Sunday, June 22, 2014

I Want My MTV... err... Money For Nothing

I have written and deleted this post six or seven times.  I just don't know what to write about.

I thought that I would write about the fact that John and I just celebrated our birthdays.  A week apart leaves little room for catching one's breath between celebrations.  But, we did it!  And both of us felt "special" and loved on our days.  And we each felt a bit heavier too.  Birthday cakes and celebratory cupcakes can never be "fat free" on a birthday!

Then, I considered writing about my type 1 diabetes and how difficult that has been lately. (and no, it's not because of our totally fattening birthday goodies)  But, I have written about that several times and am tired of saying the same things over and over again.  The ignorant s who read my posts will not be less ignorant from another post of mine...
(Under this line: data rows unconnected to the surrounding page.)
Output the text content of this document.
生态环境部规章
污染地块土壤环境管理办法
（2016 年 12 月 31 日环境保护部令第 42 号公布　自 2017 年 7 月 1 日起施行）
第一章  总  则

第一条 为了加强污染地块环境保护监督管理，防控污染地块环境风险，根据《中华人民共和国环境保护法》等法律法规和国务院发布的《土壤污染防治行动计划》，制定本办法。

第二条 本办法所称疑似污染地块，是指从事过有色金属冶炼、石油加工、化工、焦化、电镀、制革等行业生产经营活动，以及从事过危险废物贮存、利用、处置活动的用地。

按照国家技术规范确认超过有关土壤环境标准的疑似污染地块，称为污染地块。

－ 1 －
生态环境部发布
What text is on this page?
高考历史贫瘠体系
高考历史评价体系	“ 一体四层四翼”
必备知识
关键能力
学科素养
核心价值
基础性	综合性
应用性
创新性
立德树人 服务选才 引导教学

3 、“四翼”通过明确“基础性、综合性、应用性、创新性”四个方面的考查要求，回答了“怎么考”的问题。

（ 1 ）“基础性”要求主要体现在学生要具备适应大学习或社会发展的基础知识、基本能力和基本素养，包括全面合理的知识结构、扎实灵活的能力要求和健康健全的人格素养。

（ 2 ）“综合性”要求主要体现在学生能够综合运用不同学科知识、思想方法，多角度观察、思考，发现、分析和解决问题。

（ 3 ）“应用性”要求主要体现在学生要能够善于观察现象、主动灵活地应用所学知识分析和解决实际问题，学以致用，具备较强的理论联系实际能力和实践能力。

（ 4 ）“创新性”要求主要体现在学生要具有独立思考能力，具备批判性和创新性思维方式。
So, I decided to write about one thing that makes me the most proud.

And that is that I was finally


That's right.  I finally made it in print form into a publication that I submitted to, had edited (by others), and then I was accepted.  I received the publication in the mail yesterday!  My hands were shaking so badly when I got the manila envelope in the mail.  Olivia was in the car with me and she asked me why I was so giddy.  I told her it's because I was finally published.  And since all I've been doing is working on my novel and blogging lately, she knew exactly what I meant by, "I am published!"  :)

I feel so proud of myself.  Not just because my submission was accepted, but because I have always considered myself a writer.  I write for the sheer fun and total joy I find in writing.  I haven't ever done it to be published or accepted by others.  Sure, I am working on a book, but I highly doubt that will ever be seen by the rest of the world.  I'm sure with the exception of a few rejection letters, that John and I will be the only ones that will enjoy my book... But, that's okay by me.  I don't need the recognition of my work in order to feel satisfied in my writing skills.

I know I am a good writer.

Those that write for a paycheck or for other's acceptance sometimes miss the completely freeing awareness that one gets while writing.

Without further anticipation and ado, I give you my published work:

Is There a Monster at the End?
     As each dawn brings a new day, so each day brings us closer to seeing the end of all libraries.  As I walked through my local building of books and unending imagination the other day, that is the thought that kept leafing through my head.  After all, America is really good at saying goodbye to the really greats. 
     The vinyl record?  Replaced with iPods and MP3 players.  The handwritten letter from grandma?  Your phone alerts you to an email sent from grandma (sans flowery stationary, of course.)  Heck, even notes between girlfriends are now “tweets” and “texts.”   So, why should we keep lugging our mountain of books each one hurriedly read so you can get it back on time (sure), but also because you can’t wait for the next book in the series back to the library?  Why should we continue dragging our two-and-a-half year old kids to that home of rectangular edifices called books? 
      How about, “Why not?”
     The library is one of the few remaining bastions of solitude left on this planet where being alone with our thoughts, alone with our reflections of the day, alone with what’s left of our sanity is not only the norm, but also kept as a general rule by the few librarians out there.
     Some of the publishing conglomerates out there are trying to murder books by relegating written matter into handheld devices called Kindles and Tablets.  While nothing is inherently wrong about that, I find it offensive that I am being forced to read some of my favorite authors on my smart phone instead of picking up that dusty and slightly bent novel.  I, for one, still have a relationship with my local library.  I also frequent my favorite neighborhood “mom and pop” store as I browse for those books that I fondly refer to as “keepers.” 
     Perhaps I am a stubborn curmudgeon because I was brought up learning about libraries, and taught how to properly read the Dewey Decimal System.   Standing before the card catalog, my fingers would deliberately march through that drawer of numbers and letters, and with much elation I would eventually pick up my book and check it out, proudly signing my ever-so-neat cursive name.  All this hunter-gatherer routine would surely sound mundane to the child who obsesses over Candy Crush on her phone.  But finding that perfect book that you can’t put down is something I always found joy in.  Library books even have a certain scent to them as well, don’t they?  They smell as familiar to me as freshly cut grass on a summer Saturday or spaghetti sauce on top of the stove.  That is something you won’t ever get to appreciate once you have surrendered your soul to inkless words pixelated on glass. 
     Once you start taking away libraries, you may as well say goodbye to the fireworks at the Fourth of July party or the hot dogs at your favorite ballgame stadium.  I don’t know… maybe I am just a silly little thirty something who is straining to hold onto a past that will inevitably be impossible to hold onto.  I sure hope not.  
     I hope that libraries are still standing when I start to read to my grandchildren.  I want to read all of the classics to them.  All of the Little Golden Books that I read growing up should still be around in paper form so my grandchildren can turn the pages and feel that same anticipation I did.  “There’s A Monster at the End of This Book” just wouldn't read the same on a Kindle. 

If we keep going down the same path we’re headed down today, I fear that the monster at the end of my book will be standing in an Amazon distribution center where a library used to stand.